In other ways, however, we are excessively contract-minded, particularly when it enables us to slack off or lead predictable, controllable lives. We want guarantees to ensure the maximum reward for minimum work. We want legislation that protects our jobs and locks in our wages and retirement. We want to put in our 40, return to our couches, grab one from the cooler, and say, “that’s that.” We want to give our effort insofar as we receive our due, insulating ourselves from risk, sacrifice, and discomfort wherever possible.
But while contracts themselves do play an important role in ordering our affairs, we mustn’t forget that they only take us so far. Surely we need to establish some minimums in our commitment-making, but that needn’t mean that minimum-mindedness should overwhelm our actions and imaginations.
As for how we might reach beyond these attitudes, the answer is quite simply love, a solution that may sound flimsy and unrealistic, but which, in it’s purest form has a remarkable tendency to break down line-item legalisms and self-centeredness. As economist Jennifer Roback Morse argues throughout her book, Love & Economics, love “holds society together,” and does so precisely by pushing us beyond our pseudo-rationalistic calculus — on toward deeper and healthier human relationships and a more flourishing society, in turn.
Although love plays a key role across all areas — business, art, education, politics — Morse takes her basic lesson from the family, which by its very nature fights against a contractual mindset. “Familial relationships are not coercive in the usual sense, nor are they voluntary in the usual sense,” argues Morse.
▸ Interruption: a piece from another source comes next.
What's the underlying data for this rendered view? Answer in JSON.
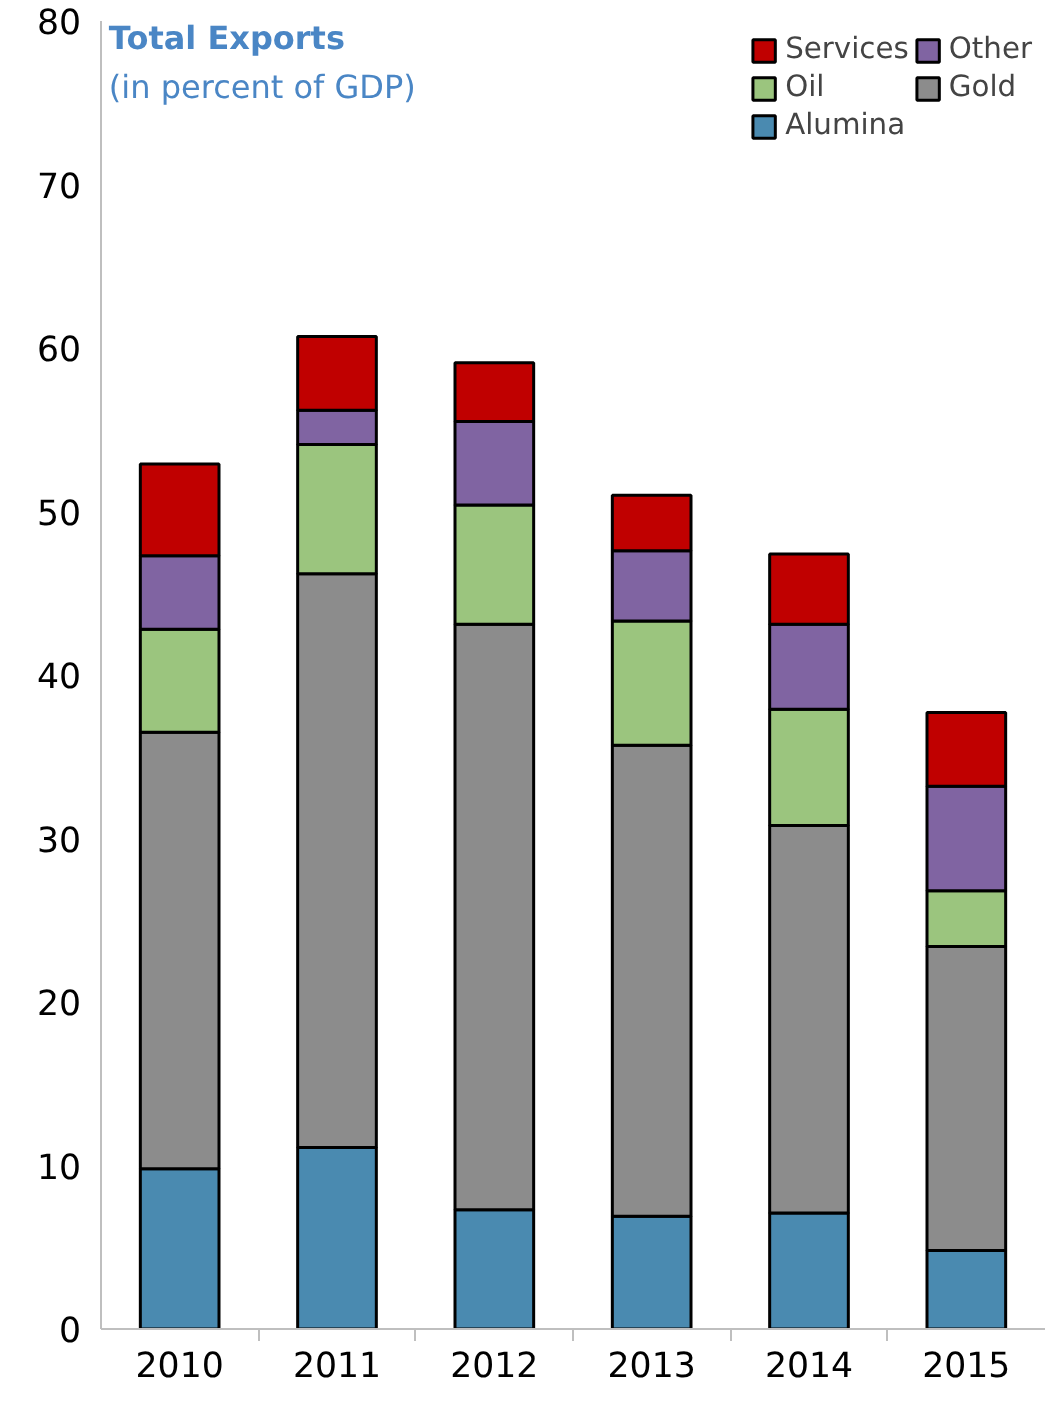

Marriage, for instance, may be “contractual” in certain ways, but it is much better described as a “partnership” — one filled with what Morse calls “radical uncertainty.” “Will we both remain healthy?” she asks. “Will we both continue to be employed at our current level of income and status? Will our needs change in ways we cannot fully predict?”
At the most superficial level, a marriage is the sharing of a household by two adults and usually involves exclusive sexual rights. But at a deeper level marriage involves something much more. A successful marriage requires the complete gift of the self to the other person. It is not reasonable to give of the self at the same level unless there is a complete commitment. These are the elements of marriage: commitment and self-giving to another person.
Taken together, marriage and children aptly illuminate this model:
Partnerships feature ongoing, joint decision making during the life of the relationship. In purely contractual relationships by contrast, the parties negotiate most, if not all, of the significant decisions prior to entering into the contract. In a partnership, the partners share responsibilities, decision-making, and risks…
…In a partnership, both partners have enough at stake in the relationship that they have an incentive to do all the unstated but necessary things that can be known on the spot and in the moment. The contract is neither the end of the relationship nor the method for how the parties relate to one another.
Showing how this applies elsewhere, and (hopefully) prodding us to set our sights on our own respective spheres, Morse examines partnership dynamic in business:
The employer-employee relationship is more productive when people can move beyond a purely contractual arrangement. The combination of collective bargaining, large bureaucratic workplaces, and federal legislation has created the need for ever more detailed job descriptions. These detailed specifications of labor contracts in many cases disrupt the vitality of the workplace. “It is not in my job description” is an excuse to do the minimum necessary. In this context, the attitude engendered by a contractual mentality is one of minimal compliance rather than maximal cooperation. The attempt to specify every detail of a person’s responsibilities destroys the spontaneity and the sense of partnership and teamwork.
When relationships are formed, trust is cultivated, service is poured out, and ideas are shared openly and freely, God has additional room to guide these “little platoons” and associations in cultivating communities and society. Once we partner with others not for our own benefit, but out of deep and authentic love for neighbor and God, we open ourselves to risk, but also to new communities, new ideas and innovations, and the type of whole-scale prosperity that’s found through exchange and collaboration with our fellow co-creators.
In all of our relationships and engagements, whether in serving our spouses, children, neighbors, friends, bosses, employees, clients, customers, churches, etc., let’s stop simply “putting in our 40” and start striving for more than the minimum.
Reach beyond the contract. Or, as Morse writes elsewhere: “Live with abandon, not obligation.”